New feature of low $p_{T}$ charm quark hadronization in $pp$ collisions at $\sqrt{s}=7$ TeV

TL;DR

This paper proposes a new low transverse momentum charm quark hadronization mechanism in proton-proton collisions at 7 TeV, based on constituent quark combination, challenging the traditional fragmentation picture.

Contribution

It introduces a novel hadronization scenario for low $p_{T}$ charm quarks in $pp$ collisions, supported by data analysis and constituent quark model considerations.

Findings

Data of $p_{T}$ spectra of charm hadrons are well described by the constituent quark combination model.

The results suggest a new hadronization mechanism different from fragmentation at low $p_{T}$.

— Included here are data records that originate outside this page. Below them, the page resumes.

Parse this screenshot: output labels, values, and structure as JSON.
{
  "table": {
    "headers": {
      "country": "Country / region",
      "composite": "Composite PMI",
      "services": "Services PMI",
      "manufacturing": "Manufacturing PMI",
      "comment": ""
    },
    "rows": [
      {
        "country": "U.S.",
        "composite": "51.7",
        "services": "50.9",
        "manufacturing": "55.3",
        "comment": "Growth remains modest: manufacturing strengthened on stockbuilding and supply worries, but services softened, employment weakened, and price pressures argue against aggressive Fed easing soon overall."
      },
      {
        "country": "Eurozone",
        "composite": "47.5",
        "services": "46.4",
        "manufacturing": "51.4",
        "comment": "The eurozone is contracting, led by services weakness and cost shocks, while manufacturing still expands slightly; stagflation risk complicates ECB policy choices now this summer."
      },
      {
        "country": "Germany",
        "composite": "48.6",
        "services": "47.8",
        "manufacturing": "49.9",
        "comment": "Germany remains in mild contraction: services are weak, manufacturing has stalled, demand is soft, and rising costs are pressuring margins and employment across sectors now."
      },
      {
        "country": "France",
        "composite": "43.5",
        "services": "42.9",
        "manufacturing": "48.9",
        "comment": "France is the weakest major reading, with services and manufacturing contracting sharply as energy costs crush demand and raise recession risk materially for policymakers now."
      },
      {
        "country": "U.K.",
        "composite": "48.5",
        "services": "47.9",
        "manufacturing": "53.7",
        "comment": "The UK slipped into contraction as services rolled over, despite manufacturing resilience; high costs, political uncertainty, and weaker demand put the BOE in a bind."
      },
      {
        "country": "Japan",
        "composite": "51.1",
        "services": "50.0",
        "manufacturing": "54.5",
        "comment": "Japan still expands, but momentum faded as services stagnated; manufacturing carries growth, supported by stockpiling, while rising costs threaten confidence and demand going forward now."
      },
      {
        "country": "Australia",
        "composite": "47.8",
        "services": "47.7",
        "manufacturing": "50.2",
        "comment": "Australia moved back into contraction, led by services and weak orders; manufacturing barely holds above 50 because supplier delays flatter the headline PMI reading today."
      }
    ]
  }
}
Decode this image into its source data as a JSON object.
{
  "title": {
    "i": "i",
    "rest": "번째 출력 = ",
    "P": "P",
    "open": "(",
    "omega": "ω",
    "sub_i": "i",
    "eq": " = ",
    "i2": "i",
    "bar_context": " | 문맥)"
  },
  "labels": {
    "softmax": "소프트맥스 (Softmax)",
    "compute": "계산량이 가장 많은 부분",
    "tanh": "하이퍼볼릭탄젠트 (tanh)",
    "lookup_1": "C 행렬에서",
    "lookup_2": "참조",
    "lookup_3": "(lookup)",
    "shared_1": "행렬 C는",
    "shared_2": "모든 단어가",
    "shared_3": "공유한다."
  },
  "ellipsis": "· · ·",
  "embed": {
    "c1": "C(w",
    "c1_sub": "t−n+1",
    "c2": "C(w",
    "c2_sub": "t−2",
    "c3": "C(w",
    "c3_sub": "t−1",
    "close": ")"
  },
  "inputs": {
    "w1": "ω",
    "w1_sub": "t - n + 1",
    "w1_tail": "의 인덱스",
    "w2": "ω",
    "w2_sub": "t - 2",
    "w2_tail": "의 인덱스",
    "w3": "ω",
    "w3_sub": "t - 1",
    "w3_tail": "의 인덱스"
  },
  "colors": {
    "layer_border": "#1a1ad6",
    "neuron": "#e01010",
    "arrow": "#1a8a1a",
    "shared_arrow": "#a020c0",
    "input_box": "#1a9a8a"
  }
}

Supports the effective constituent quark degrees of freedom in small systems at LHC energies.

Abstract

Treating the light-flavor constituent quarks and antiquarks that can well describe the data of light-flavor hadrons in $pp$ collisions at $\sqrt{s}=7$ TeV as the underlying source of chromatically neutralizing the charm quarks of low transverse momenta ($p_{T}$), we show that the experimental data of $p_{T}$ spectra of single-charm hadrons $D^{0,+}$, $D^{*+}$ $D_{s}^{+}$, $\Lambda_{c}^{+}$ and $\Xi_{c}^{0}$ at mid-rapidity in the low $p_{T}$ range ($2\lesssim p_{T}\lesssim7$ GeV/$c$) in $pp$ collisions at $\sqrt{s}=7$ TeV can be well understood by the equal-velocity combination of perturbatively-created charm quarks and those light-flavor constituent quarks and antiquarks. This suggests a possible new scenario of low $p_{T}$ charm quark hadronization, in contrast to the traditional fragmentation mechanism, in $pp$ collisions at LHC energies. This is also another support for the exhibition of the effective constituent quark degrees of freedom for the small parton system created in $pp$ collisions at LHC energies.